Cette réduction de la phase d'études vise, par exemple, à compenser pour l'architecte son investissement en temps pour la réalisation d'une étude de faisabilité menée pour un promoteur et finalement restée sans suite, ou encore l'investissement engagé lors d'un concours dont les primes, on le sait, ne couvrent que rarement les heures passées. Il en est de même pour les bureaux d'études, qui partagent notre motivation à innover mais qui ne peuvent l'assumer faute d'honoraires correspondants.

Une innovation pas assez relayée

L'innovation est, dans certains cas, pénalisée par les entreprises qui n'ont pas les capacités nécessaires en phase de chantier pour exécuter les prestations novatrices proposées par l'architecte, faute d'avoir un bureau d'études intégré et un encadrement suffisant qui les aurait étudiées, explicitées et formalisées dans le mémoire technique de leur offre.

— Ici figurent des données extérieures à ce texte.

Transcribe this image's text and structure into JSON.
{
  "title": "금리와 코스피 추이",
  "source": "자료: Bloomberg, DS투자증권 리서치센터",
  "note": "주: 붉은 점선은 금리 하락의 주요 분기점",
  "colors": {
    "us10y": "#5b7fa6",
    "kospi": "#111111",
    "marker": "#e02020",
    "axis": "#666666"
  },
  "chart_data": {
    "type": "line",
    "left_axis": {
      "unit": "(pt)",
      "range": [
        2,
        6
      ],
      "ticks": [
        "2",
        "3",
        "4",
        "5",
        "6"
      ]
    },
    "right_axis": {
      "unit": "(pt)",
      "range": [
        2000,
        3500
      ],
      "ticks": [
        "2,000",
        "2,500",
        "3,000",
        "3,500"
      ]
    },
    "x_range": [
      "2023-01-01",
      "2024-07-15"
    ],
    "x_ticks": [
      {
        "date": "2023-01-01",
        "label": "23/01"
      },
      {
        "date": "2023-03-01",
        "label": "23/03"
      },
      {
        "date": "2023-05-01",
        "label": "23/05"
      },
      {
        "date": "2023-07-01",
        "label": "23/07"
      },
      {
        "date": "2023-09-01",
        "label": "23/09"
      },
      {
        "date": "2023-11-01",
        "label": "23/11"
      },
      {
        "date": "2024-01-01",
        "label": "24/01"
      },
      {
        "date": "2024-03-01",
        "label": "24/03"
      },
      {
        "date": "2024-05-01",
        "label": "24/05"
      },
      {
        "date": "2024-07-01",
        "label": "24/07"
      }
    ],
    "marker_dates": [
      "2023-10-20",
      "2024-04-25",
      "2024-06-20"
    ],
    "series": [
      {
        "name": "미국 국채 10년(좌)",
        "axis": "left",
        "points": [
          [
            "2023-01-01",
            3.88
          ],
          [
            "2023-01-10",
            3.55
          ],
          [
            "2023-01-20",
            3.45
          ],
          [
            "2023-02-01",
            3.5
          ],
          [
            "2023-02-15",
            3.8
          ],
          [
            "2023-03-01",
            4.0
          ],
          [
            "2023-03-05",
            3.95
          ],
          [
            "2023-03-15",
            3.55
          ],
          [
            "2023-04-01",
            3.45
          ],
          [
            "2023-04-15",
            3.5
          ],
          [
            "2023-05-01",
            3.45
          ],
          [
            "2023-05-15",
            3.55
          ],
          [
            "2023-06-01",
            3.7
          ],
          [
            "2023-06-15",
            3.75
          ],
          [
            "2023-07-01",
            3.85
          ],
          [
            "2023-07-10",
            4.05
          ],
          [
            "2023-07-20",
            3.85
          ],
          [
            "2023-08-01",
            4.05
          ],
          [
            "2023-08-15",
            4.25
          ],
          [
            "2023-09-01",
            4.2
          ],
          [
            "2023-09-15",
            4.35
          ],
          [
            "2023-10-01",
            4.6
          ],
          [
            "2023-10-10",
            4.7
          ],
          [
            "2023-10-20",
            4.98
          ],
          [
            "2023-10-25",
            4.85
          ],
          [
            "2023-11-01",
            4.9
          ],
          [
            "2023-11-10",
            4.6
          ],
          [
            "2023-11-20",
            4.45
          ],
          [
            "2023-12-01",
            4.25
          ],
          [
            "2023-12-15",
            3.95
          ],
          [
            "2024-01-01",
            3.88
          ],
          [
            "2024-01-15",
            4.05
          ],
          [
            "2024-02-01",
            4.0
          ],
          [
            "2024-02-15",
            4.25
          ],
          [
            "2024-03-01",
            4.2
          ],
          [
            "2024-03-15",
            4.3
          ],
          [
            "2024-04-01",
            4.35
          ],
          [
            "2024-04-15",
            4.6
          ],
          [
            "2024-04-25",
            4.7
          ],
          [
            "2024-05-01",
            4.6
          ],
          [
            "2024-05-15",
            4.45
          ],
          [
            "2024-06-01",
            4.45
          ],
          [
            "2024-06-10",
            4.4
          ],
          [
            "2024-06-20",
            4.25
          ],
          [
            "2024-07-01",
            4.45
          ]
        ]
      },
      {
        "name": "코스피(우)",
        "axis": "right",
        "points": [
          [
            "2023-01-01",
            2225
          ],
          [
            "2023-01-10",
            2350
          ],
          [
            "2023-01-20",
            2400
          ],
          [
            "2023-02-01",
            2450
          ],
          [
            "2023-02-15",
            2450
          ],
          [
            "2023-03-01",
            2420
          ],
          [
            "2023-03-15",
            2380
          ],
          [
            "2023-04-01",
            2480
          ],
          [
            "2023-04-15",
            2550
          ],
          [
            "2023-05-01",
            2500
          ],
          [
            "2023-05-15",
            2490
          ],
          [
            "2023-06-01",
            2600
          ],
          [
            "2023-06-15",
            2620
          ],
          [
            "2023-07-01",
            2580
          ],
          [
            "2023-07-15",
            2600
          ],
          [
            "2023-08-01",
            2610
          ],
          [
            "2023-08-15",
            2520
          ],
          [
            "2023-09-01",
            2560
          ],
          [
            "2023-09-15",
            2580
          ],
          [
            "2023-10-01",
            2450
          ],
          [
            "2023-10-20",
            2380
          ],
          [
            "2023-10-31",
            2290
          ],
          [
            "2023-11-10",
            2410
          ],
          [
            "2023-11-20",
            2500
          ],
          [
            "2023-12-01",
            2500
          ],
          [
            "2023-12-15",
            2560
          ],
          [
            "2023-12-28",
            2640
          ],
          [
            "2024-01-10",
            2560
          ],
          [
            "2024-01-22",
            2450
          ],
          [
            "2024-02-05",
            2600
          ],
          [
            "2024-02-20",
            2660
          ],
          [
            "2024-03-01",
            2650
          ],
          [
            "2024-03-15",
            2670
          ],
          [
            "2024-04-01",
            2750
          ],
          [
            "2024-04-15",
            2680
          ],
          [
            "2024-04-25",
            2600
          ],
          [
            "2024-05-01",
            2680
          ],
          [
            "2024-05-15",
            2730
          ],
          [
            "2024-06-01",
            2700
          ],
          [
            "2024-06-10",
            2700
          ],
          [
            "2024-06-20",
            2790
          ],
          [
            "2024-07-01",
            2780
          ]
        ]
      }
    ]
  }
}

En l'absence de ces mémoires techniques qui valorisent les offres et permettent d'apprécier la valeur de l'entreprise, l'architecte se retrouve de plus en plus face aux entreprises les moins-disantes, qui n'ont pas correctement apprécié ces prestations, et court le risque de les voir réalisées non conformes à ses exigences. Il est donc enclin à se démobiliser et à se limiter progressivement, au fil des dossiers, dans sa démarche d'innovation, sachant qu'il s'expose, s'il persiste, à devoir organiser de longues séances de négociations pour n'obtenir finalement qu'un résultat plus qu'incertain.

L'espoir de la maquette numérique

L'innovation — qui est aussi synonyme de qualité architecturale et que seul l'architecte est en mesure de défendre — se trouve donc bridée à chaque étape de l'élaboration du projet, la plupart des acteurs dans l'acte de bâtir se « crispant » sur la préservation de leurs acquis et de leurs intérêts au détriment d'une démarche d'ouverture vers l'autre.

Toutefois, un nouvel outil va peut-être apporter une réponse partielle aux problèmes des freins à l'innovation : la maquette numérique. Elle pourrait générer une nouvelle dynamique et une conception plus collaborative du projet, permettant ainsi de partager l'innovation. Elle va s'imposer prochainement et contraindre les entreprises, tous corps d'états confondus, à revoir leur organisation interne pour déléguer un encadrement ad hoc et créer la dynamique partenariale indispensable lors de la phase de préparation de chantier.

Les délais de cette préparation devront être allongés notablement pour garantir un engagement des travaux quand le projet sera entièrement validé en études et totalement mis au point entre les différents corps d'état, l'architecte et le maître d'ouvrage.